Fui curador de fotografia do Museu de Arte Moderna do Rio de Janeiro, fiz parte da prestigiosa agência de fotografia F4, editor de fotografia do Jornal do Brasil e Revista Manchete. Publiquei um livro bilingue,em parceria com o maestro Tom Jobim, com o título Meu Querido Jardim Botânico, numa época que pouco se falava em meio ambiente.
Fui professor de fotagrafia do Parque Laje, primeiro professor de fotografia da Escola de Cinema Darcy Ribeiro e nos últimos 16 anos tenho feito exposições no Brasil e exterior.Portanto minha experiência na área é como fotógrafo, editor de fotografia, curador, professor e produtor cultural.
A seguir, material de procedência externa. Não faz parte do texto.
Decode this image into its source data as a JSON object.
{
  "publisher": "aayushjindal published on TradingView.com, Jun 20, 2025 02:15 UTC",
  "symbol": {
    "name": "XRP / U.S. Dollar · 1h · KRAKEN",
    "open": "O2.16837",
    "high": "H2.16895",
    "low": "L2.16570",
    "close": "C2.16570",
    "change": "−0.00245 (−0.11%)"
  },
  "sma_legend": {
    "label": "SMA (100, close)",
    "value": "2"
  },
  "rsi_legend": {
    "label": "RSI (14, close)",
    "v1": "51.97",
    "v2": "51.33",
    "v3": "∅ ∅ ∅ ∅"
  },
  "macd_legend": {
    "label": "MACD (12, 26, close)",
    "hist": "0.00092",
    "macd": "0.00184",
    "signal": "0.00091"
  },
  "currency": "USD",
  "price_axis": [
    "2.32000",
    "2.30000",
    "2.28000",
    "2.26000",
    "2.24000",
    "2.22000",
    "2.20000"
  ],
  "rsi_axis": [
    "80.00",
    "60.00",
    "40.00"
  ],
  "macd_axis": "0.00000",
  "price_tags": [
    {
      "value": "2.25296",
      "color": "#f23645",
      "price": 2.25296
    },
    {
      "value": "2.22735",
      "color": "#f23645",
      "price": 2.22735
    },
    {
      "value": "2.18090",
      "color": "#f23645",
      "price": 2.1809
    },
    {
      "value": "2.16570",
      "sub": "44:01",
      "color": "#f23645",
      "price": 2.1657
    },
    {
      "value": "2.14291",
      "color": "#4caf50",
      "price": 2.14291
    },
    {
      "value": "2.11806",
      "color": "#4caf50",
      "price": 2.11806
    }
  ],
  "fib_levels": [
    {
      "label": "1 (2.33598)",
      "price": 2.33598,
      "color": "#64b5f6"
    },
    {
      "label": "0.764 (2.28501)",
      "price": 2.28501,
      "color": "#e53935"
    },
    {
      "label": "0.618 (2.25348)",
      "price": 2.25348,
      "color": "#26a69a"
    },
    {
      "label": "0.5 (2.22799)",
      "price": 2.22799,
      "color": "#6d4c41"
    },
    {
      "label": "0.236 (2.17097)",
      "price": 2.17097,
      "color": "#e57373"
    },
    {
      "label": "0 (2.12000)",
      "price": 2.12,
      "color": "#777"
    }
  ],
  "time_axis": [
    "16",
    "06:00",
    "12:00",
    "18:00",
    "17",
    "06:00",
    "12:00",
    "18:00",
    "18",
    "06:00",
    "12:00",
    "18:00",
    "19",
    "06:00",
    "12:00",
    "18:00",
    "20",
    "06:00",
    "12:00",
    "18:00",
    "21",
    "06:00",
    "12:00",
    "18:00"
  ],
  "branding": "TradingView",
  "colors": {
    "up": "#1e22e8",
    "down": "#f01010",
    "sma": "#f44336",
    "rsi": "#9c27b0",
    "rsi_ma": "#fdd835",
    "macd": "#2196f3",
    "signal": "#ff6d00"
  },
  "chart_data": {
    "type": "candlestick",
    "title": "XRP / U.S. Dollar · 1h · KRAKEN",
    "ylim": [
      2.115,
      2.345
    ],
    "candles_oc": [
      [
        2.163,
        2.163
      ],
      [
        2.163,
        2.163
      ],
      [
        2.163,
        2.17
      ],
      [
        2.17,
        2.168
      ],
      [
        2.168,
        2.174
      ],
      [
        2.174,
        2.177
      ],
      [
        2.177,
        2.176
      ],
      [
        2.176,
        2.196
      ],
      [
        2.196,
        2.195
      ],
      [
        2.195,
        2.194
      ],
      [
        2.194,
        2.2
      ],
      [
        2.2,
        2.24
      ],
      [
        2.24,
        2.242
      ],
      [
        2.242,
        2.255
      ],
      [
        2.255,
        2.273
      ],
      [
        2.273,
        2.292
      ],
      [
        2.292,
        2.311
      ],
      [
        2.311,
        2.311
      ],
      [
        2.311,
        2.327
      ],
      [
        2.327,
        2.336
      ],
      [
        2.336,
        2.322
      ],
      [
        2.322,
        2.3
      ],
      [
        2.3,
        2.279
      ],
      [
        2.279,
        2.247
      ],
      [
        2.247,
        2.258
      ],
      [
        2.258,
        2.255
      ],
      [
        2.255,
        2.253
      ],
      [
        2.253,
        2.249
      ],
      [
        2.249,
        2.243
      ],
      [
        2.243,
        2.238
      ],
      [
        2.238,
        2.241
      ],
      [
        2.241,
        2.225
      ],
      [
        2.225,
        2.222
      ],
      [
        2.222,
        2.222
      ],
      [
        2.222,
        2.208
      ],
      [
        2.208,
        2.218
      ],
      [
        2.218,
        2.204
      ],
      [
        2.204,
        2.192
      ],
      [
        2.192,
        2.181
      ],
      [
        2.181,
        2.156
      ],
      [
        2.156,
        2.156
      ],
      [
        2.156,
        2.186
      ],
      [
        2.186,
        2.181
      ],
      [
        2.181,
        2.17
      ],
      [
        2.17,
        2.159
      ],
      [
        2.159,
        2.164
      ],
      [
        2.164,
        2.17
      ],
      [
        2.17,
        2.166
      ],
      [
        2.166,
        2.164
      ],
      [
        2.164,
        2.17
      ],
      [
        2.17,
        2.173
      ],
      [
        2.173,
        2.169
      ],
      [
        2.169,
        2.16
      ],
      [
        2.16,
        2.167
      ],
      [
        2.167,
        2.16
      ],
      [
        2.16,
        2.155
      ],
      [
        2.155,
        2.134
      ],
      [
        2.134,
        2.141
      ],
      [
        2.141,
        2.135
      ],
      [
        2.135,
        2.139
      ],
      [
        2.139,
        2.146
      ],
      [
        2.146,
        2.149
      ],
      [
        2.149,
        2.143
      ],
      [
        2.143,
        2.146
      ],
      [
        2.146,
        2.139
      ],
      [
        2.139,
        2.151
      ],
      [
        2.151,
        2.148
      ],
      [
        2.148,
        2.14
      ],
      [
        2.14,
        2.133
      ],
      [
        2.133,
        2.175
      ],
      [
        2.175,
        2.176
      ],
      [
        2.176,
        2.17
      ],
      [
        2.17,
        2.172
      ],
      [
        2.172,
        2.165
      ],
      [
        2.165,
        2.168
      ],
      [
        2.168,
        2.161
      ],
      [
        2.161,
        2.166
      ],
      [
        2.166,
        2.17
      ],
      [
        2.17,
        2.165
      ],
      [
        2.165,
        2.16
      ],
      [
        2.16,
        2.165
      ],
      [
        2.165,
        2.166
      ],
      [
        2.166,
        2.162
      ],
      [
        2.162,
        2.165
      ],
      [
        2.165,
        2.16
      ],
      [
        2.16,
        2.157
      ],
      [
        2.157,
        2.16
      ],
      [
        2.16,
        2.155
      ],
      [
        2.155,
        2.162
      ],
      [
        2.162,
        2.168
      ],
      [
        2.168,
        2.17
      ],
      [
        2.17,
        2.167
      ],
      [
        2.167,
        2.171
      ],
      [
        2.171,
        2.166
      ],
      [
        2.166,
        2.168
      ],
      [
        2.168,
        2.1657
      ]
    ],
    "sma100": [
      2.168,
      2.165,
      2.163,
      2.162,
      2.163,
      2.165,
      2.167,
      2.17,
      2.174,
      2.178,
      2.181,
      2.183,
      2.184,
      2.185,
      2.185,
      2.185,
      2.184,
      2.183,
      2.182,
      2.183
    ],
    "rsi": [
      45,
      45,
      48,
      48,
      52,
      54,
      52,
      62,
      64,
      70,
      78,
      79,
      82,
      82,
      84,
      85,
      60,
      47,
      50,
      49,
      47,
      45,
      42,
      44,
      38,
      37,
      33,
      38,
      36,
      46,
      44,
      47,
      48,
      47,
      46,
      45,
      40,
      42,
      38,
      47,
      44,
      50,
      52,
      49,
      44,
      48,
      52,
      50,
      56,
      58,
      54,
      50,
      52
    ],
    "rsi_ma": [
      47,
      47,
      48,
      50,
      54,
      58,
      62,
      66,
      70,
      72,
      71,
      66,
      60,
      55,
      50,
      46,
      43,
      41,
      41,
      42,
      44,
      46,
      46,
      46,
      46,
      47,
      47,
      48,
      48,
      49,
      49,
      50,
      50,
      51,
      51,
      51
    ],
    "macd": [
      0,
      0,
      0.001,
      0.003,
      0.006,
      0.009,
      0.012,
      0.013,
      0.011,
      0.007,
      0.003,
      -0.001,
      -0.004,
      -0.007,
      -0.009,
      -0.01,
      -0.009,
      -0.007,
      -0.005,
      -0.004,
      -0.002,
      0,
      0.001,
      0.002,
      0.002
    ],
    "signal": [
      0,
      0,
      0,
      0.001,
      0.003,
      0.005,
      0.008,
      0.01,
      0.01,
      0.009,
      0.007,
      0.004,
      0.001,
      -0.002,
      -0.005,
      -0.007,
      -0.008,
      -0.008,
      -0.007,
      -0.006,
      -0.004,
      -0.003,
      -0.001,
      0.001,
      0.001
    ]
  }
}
Miguel Hijjar – Realizei 17 exposições, individuais e coletivas, nas cidades do Rio de Janeiro-RJ, Brasília-DF, Belo Horizonte- MG, Paracuru-CE e Petrópolis-RJ. Tenho três livros publicados: Caras, Paracurus +20 e Rita - A face humana da tuberculose. Tive publicadas fotos nas revistas Caros Amigos e Fotografe Melhor. Entre os prêmios que ganhei destacam-se o primeiro lugar no concurso da Revista Caras, 3o.lugar no Salão do CREMERJ, fotos selecionadas em preto e branco e cor para concurso da Revista Fotografe Melhor, além de fotos selecionadas nas Convocatórias do Festival de Paraty 2014 e Foto Rio 2015 e 2016. A primeira vez que fui à Londres coincidiu com as comemorações dos 50 anos do Victory in Europe Day, me impressionando tanto pelos eventos oficiais quanto pelas variadas atividades culturais.